The teen girl on the couch has aimlessly flipped the channel to Keeping Up With the Kardashians. Kim is seductively licking a lollypop and talking about the merits of lash extensions. “I’m going for a walk, want to come?” I suggest, feigning cheer over annoyance.

“I’m tired.”
“Why don’t you invite someone over to hang by the pool or swim?”
“I don’t feel like it.”
“What’s going on with you?”
Her eyes fill with tears. “I hate myself. I hate my body. My breasts and my thighs are too big. I can’t stand the way I look.” She begins to sob.

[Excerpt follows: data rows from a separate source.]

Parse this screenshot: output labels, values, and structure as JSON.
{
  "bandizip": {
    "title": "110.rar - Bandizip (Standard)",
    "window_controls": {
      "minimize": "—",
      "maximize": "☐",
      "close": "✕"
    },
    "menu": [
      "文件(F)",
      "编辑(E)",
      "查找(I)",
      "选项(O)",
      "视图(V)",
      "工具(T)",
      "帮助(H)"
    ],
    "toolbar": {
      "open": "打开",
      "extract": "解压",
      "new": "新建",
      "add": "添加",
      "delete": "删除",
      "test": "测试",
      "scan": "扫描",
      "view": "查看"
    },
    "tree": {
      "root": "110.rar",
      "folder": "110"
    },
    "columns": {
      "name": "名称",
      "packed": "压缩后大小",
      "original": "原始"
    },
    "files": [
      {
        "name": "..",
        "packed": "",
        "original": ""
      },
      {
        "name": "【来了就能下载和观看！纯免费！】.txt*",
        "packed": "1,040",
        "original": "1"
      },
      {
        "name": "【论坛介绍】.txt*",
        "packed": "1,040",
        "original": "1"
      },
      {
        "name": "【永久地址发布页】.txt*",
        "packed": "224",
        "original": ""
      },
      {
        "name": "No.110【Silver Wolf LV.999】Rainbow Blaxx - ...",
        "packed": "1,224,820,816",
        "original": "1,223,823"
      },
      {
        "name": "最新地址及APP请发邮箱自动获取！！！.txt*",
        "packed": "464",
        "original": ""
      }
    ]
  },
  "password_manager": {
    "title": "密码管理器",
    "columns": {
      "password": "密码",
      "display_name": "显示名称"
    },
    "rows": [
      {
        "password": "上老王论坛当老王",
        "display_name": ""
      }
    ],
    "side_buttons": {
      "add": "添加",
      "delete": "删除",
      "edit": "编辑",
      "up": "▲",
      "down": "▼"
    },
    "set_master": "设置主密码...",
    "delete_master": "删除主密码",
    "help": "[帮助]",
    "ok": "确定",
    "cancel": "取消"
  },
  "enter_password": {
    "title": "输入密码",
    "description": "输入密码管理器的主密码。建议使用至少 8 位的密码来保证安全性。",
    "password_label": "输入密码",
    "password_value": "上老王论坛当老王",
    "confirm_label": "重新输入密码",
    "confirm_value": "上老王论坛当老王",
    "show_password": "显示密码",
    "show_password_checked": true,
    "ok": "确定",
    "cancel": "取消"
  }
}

I am not rock icon Pink. This is not the MTV Video Music Awards. I don’t have the words encouraging my daughter’s self-acceptance rehearsed. Footage of my response will not go viral, which should take some of the pressure off except this is my child.

This is my perfectly precious, beautiful nineteen year-old daughter. This is me standing unprepared by a couch in a suburban house looking at a girl who is often told she looks like me. She publicly says she considers that an honor. I do think she resembles me, but only the best parts. And yet she doesn’t like how she looks. And my heart breaks as I know how she feels.

Girls are bombarded by images of what they should be and desire. Extravagant dresses, fake lashes, thigh gaps and air-brushed perfection. Me? I fervently longed to look like Phoebe Cates or Diane Lane when I was a teen. Their confident smiles radiated from the pages of Tiger Beat and Seventeen magazines. But I wasn’t bombarded by constant images staring back from the palm of my hand 24/7.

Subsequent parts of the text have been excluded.